Sian Edwards (English conductor)
Sian Edwards (born 27 August 1959) is an English conductor, best known as music director of English National Opera in the 1990s.
Sian Edwards was born in West Chiltington, West Sussex. She studied at the Royal Northern College of Music and later with the conductors Sir Charles Groves, Ilya Musin and Neeme Järvi. She won first prize in the 1984 Leeds International Conducting Competition, on the strength of which she was engaged for concerts with a number of British orchestras.
In 1986, Sian conducted opera for the first time, with Kurt Weill's Mahagonny for Scottish Opera. The following year, she conducted La traviata at Glyndebourne. In 1988 she conducted the world premiere of Mark-Anthony Turnage's opera Greek at the Munich Festival, and followed it with further performances at the 1988 Edinburgh Festival.
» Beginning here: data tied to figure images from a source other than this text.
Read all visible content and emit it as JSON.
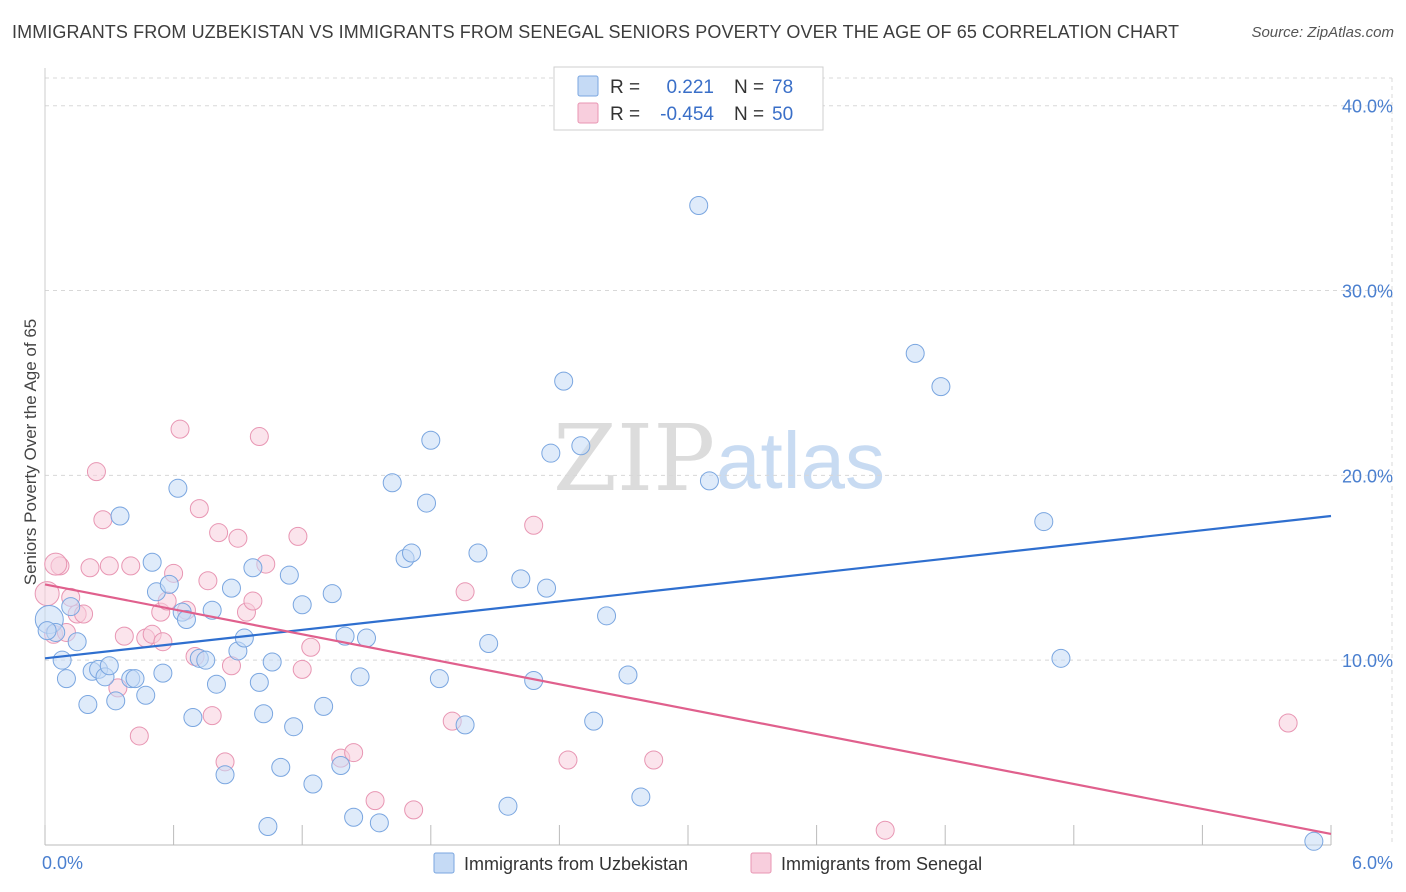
{
  "header": {
    "title": "IMMIGRANTS FROM UZBEKISTAN VS IMMIGRANTS FROM SENEGAL SENIORS POVERTY OVER THE AGE OF 65 CORRELATION CHART",
    "source": "Source: ZipAtlas.com"
  },
  "watermark": {
    "zip": "ZIP",
    "atlas": "atlas"
  },
  "colors": {
    "blue_fill": "#c5daf5",
    "blue_stroke": "#7aa6e0",
    "blue_line": "#2f6fcf",
    "pink_fill": "#f8cedd",
    "pink_stroke": "#e896b3",
    "pink_line": "#e0608d",
    "grid": "#d8d8d8",
    "tick_text": "#4a7fcf"
  },
  "chart_data": {
    "type": "scatter",
    "title": "IMMIGRANTS FROM UZBEKISTAN VS IMMIGRANTS FROM SENEGAL SENIORS POVERTY OVER THE AGE OF 65 CORRELATION CHART",
    "xlabel": "",
    "ylabel": "Seniors Poverty Over the Age of 65",
    "xlim": [
      0,
      6
    ],
    "ylim": [
      0,
      41.5
    ],
    "x_tick_labels": [
      "0.0%",
      "6.0%"
    ],
    "y_ticks": [
      10,
      20,
      30,
      40
    ],
    "y_tick_labels": [
      "10.0%",
      "20.0%",
      "30.0%",
      "40.0%"
    ],
    "grid": true,
    "legend": {
      "position": "top-center",
      "rows": [
        {
          "r_label": "R =",
          "r_value": "0.221",
          "n_label": "N =",
          "n_value": "78"
        },
        {
          "r_label": "R =",
          "r_value": "-0.454",
          "n_label": "N =",
          "n_value": "50"
        }
      ]
    },
    "series": [
      {
        "name": "Immigrants from Uzbekistan",
        "color": "blue",
        "trendline": {
          "x": [
            0,
            6
          ],
          "y": [
            10.1,
            17.8
          ]
        },
        "points": [
          [
            0.02,
            12.2
          ],
          [
            0.05,
            11.5
          ],
          [
            0.08,
            10.0
          ],
          [
            0.1,
            9.0
          ],
          [
            0.12,
            12.9
          ],
          [
            0.15,
            11.0
          ],
          [
            0.2,
            7.6
          ],
          [
            0.22,
            9.4
          ],
          [
            0.25,
            9.5
          ],
          [
            0.28,
            9.1
          ],
          [
            0.3,
            9.7
          ],
          [
            0.33,
            7.8
          ],
          [
            0.35,
            17.8
          ],
          [
            0.4,
            9.0
          ],
          [
            0.42,
            9.0
          ],
          [
            0.47,
            8.1
          ],
          [
            0.5,
            15.3
          ],
          [
            0.52,
            13.7
          ],
          [
            0.55,
            9.3
          ],
          [
            0.58,
            14.1
          ],
          [
            0.62,
            19.3
          ],
          [
            0.64,
            12.6
          ],
          [
            0.66,
            12.2
          ],
          [
            0.69,
            6.9
          ],
          [
            0.72,
            10.1
          ],
          [
            0.75,
            10.0
          ],
          [
            0.78,
            12.7
          ],
          [
            0.8,
            8.7
          ],
          [
            0.84,
            3.8
          ],
          [
            0.87,
            13.9
          ],
          [
            0.9,
            10.5
          ],
          [
            0.93,
            11.2
          ],
          [
            0.97,
            15.0
          ],
          [
            1.0,
            8.8
          ],
          [
            1.02,
            7.1
          ],
          [
            1.04,
            1.0
          ],
          [
            1.06,
            9.9
          ],
          [
            1.1,
            4.2
          ],
          [
            1.14,
            14.6
          ],
          [
            1.16,
            6.4
          ],
          [
            1.2,
            13.0
          ],
          [
            1.25,
            3.3
          ],
          [
            1.3,
            7.5
          ],
          [
            1.34,
            13.6
          ],
          [
            1.38,
            4.3
          ],
          [
            1.4,
            11.3
          ],
          [
            1.44,
            1.5
          ],
          [
            1.47,
            9.1
          ],
          [
            1.5,
            11.2
          ],
          [
            1.56,
            1.2
          ],
          [
            1.62,
            19.6
          ],
          [
            1.68,
            15.5
          ],
          [
            1.71,
            15.8
          ],
          [
            1.78,
            18.5
          ],
          [
            1.8,
            21.9
          ],
          [
            1.84,
            9.0
          ],
          [
            1.96,
            6.5
          ],
          [
            2.02,
            15.8
          ],
          [
            2.07,
            10.9
          ],
          [
            2.16,
            2.1
          ],
          [
            2.22,
            14.4
          ],
          [
            2.28,
            8.9
          ],
          [
            2.34,
            13.9
          ],
          [
            2.36,
            21.2
          ],
          [
            2.42,
            25.1
          ],
          [
            2.5,
            21.6
          ],
          [
            2.56,
            6.7
          ],
          [
            2.62,
            12.4
          ],
          [
            2.72,
            9.2
          ],
          [
            2.78,
            2.6
          ],
          [
            3.05,
            34.6
          ],
          [
            3.1,
            19.7
          ],
          [
            4.06,
            26.6
          ],
          [
            4.18,
            24.8
          ],
          [
            4.66,
            17.5
          ],
          [
            4.74,
            10.1
          ],
          [
            5.92,
            0.2
          ],
          [
            0.01,
            11.6
          ]
        ]
      },
      {
        "name": "Immigrants from Senegal",
        "color": "pink",
        "trendline": {
          "x": [
            0,
            6
          ],
          "y": [
            14.1,
            0.6
          ]
        },
        "points": [
          [
            0.01,
            13.6
          ],
          [
            0.04,
            11.4
          ],
          [
            0.07,
            15.1
          ],
          [
            0.1,
            11.5
          ],
          [
            0.12,
            13.4
          ],
          [
            0.15,
            12.5
          ],
          [
            0.18,
            12.5
          ],
          [
            0.21,
            15.0
          ],
          [
            0.24,
            20.2
          ],
          [
            0.27,
            17.6
          ],
          [
            0.3,
            15.1
          ],
          [
            0.34,
            8.5
          ],
          [
            0.37,
            11.3
          ],
          [
            0.4,
            15.1
          ],
          [
            0.44,
            5.9
          ],
          [
            0.47,
            11.2
          ],
          [
            0.5,
            11.4
          ],
          [
            0.54,
            12.6
          ],
          [
            0.57,
            13.2
          ],
          [
            0.6,
            14.7
          ],
          [
            0.63,
            22.5
          ],
          [
            0.66,
            12.7
          ],
          [
            0.7,
            10.2
          ],
          [
            0.72,
            18.2
          ],
          [
            0.76,
            14.3
          ],
          [
            0.78,
            7.0
          ],
          [
            0.81,
            16.9
          ],
          [
            0.84,
            4.5
          ],
          [
            0.87,
            9.7
          ],
          [
            0.9,
            16.6
          ],
          [
            0.94,
            12.6
          ],
          [
            0.97,
            13.2
          ],
          [
            1.0,
            22.1
          ],
          [
            1.03,
            15.2
          ],
          [
            1.18,
            16.7
          ],
          [
            1.2,
            9.5
          ],
          [
            1.24,
            10.7
          ],
          [
            1.38,
            4.7
          ],
          [
            1.44,
            5.0
          ],
          [
            1.54,
            2.4
          ],
          [
            1.72,
            1.9
          ],
          [
            1.9,
            6.7
          ],
          [
            1.96,
            13.7
          ],
          [
            2.28,
            17.3
          ],
          [
            2.44,
            4.6
          ],
          [
            2.84,
            4.6
          ],
          [
            3.92,
            0.8
          ],
          [
            5.8,
            6.6
          ],
          [
            0.55,
            11.0
          ],
          [
            0.05,
            15.2
          ]
        ]
      }
    ]
  },
  "bottom_legend": {
    "blue_label": "Immigrants from Uzbekistan",
    "pink_label": "Immigrants from Senegal"
  }
}
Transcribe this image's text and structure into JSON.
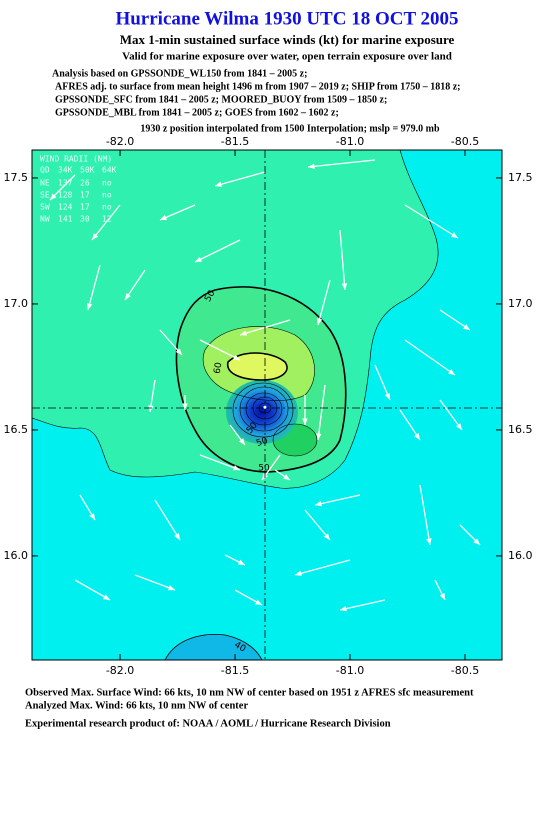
{
  "header": {
    "title": "Hurricane Wilma 1930 UTC 18 OCT 2005",
    "subtitle": "Max 1-min sustained surface winds (kt) for marine exposure",
    "subtitle2": "Valid for marine exposure over water, open terrain exposure over land",
    "analysis_lines": [
      "Analysis based on  GPSSONDE_WL150 from 1841 – 2005 z;",
      "AFRES adj. to surface from mean height 1496 m from 1907 – 2019 z;  SHIP from 1750 – 1818 z;",
      "GPSSONDE_SFC from 1841 – 2005 z;  MOORED_BUOY from 1509 – 1850 z;",
      "GPSSONDE_MBL from 1841 – 2005 z;  GOES from 1602 – 1602 z;"
    ],
    "position_line": "1930 z position interpolated from 1500 Interpolation; mslp = 979.0 mb"
  },
  "map": {
    "xlim": [
      -82.383,
      -80.339
    ],
    "ylim": [
      15.587,
      17.611
    ],
    "xticks": [
      {
        "value": -82,
        "label": "-82.0"
      },
      {
        "value": -81.5,
        "label": "-81.5"
      },
      {
        "value": -81,
        "label": "-81.0"
      },
      {
        "value": -80.5,
        "label": "-80.5"
      }
    ],
    "yticks": [
      17.5,
      {
        "value": 17,
        "label": "17.0"
      },
      16.5,
      {
        "value": 16,
        "label": "16.0"
      }
    ],
    "center": {
      "lon": -81.37,
      "lat": 16.59
    },
    "radii_table": {
      "title": "WIND RADII (NM)",
      "header": [
        "QD",
        "34K",
        "50K",
        "64K"
      ],
      "rows": [
        [
          "NE",
          137,
          26,
          "no"
        ],
        [
          "SE",
          128,
          17,
          "no"
        ],
        [
          "SW",
          124,
          17,
          "no"
        ],
        [
          "NW",
          141,
          30,
          12
        ]
      ]
    },
    "contour_labels": [
      50,
      60,
      50,
      50,
      50,
      40
    ]
  },
  "footer": {
    "lines": [
      "Observed Max. Surface Wind: 66 kts, 10 nm NW of center based on 1951 z AFRES sfc measurement",
      "Analyzed Max. Wind: 66 kts, 10 nm NW of center",
      "Experimental research product of:  NOAA / AOML / Hurricane Research Division"
    ]
  }
}
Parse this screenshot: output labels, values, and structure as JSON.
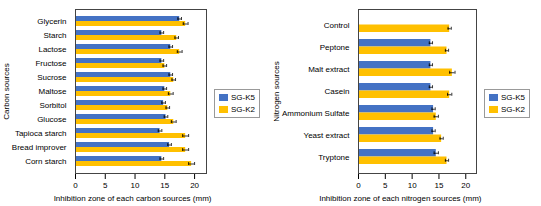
{
  "chart_data": [
    {
      "type": "bar",
      "orientation": "horizontal",
      "xlabel": "Inhibition zone of each carbon sources (mm)",
      "ylabel": "Carbon sources",
      "categories": [
        "Glycerin",
        "Starch",
        "Lactose",
        "Fructose",
        "Sucrose",
        "Maltose",
        "Sorbitol",
        "Glucose",
        "Tapioca starch",
        "Bread improver",
        "Corn starch"
      ],
      "series": [
        {
          "name": "SG-K5",
          "color": "#4472c4",
          "values": [
            17.5,
            14.5,
            16.0,
            14.5,
            16.0,
            15.0,
            14.8,
            15.2,
            14.2,
            15.8,
            14.5
          ],
          "errors": [
            0.3,
            0.3,
            0.3,
            0.3,
            0.3,
            0.3,
            0.3,
            0.3,
            0.3,
            0.3,
            0.3
          ]
        },
        {
          "name": "SG-K2",
          "color": "#ffc000",
          "values": [
            18.5,
            17.0,
            17.5,
            15.0,
            16.5,
            16.0,
            15.5,
            16.5,
            18.5,
            18.5,
            19.5
          ],
          "errors": [
            0.4,
            0.3,
            0.4,
            0.3,
            0.3,
            0.4,
            0.3,
            0.4,
            0.5,
            0.5,
            0.5
          ]
        }
      ],
      "xlim": [
        0,
        22
      ],
      "xticks": [
        0,
        5,
        10,
        15,
        20
      ],
      "legend": "center right"
    },
    {
      "type": "bar",
      "orientation": "horizontal",
      "xlabel": "Inhibition zone of each nitrogen sources (mm)",
      "ylabel": "Nitrogen sources",
      "categories": [
        "Control",
        "Peptone",
        "Malt extract",
        "Casein",
        "Ammonium Sulfate",
        "Yeast extract",
        "Tryptone"
      ],
      "series": [
        {
          "name": "SG-K5",
          "color": "#4472c4",
          "values": [
            0.0,
            13.5,
            13.5,
            13.5,
            14.0,
            14.0,
            14.5
          ],
          "errors": [
            0.0,
            0.3,
            0.3,
            0.3,
            0.3,
            0.3,
            0.4
          ]
        },
        {
          "name": "SG-K2",
          "color": "#ffc000",
          "values": [
            17.0,
            16.5,
            17.5,
            17.0,
            14.5,
            15.5,
            16.5
          ],
          "errors": [
            0.3,
            0.3,
            0.5,
            0.4,
            0.4,
            0.3,
            0.3
          ]
        }
      ],
      "xlim": [
        0,
        22
      ],
      "xticks": [
        0,
        5,
        10,
        15,
        20
      ],
      "legend": "center right"
    }
  ]
}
In the same year she was the first female conductor engaged by the Royal Opera House, Covent Garden, with Tippett's The Knot Garden. She was invited back to conduct Rigoletto, the opening opera of the 1989–90 season
Edwards first appeared at the English National Opera conducting Prokofiev's The Gambler in 1990. In 1993 she succeeded Mark Elder as ENO's music director. She resigned from the post in December 1995, and has since freelanced. The Grove Dictionary of Music and Musicians lists the orchestras she has conducted: the Los Angeles Philharmonic, the Cleveland Orchestra, the Orchestre de Paris, the St Petersburg Philharmonic and the City of Birmingham Symphony Orchestra. She appeared in the BBC 4 production of 'In the Bleak Midwinter' about the composer Gustav Holst, conducting the Royal College of Music Orchestra.
She is frequently involved with new music projects; as well as regular performances with the Ensemble Modern, she also appears with the London Sinfonietta, Ensemble Resonanz and Klangforum Wien among others. Sian teaches conducting at the Guildhall School where she is a Fellow, and also gives masterclasses for the Dirigentenforum, Germany, and St Andrews University, Scotland.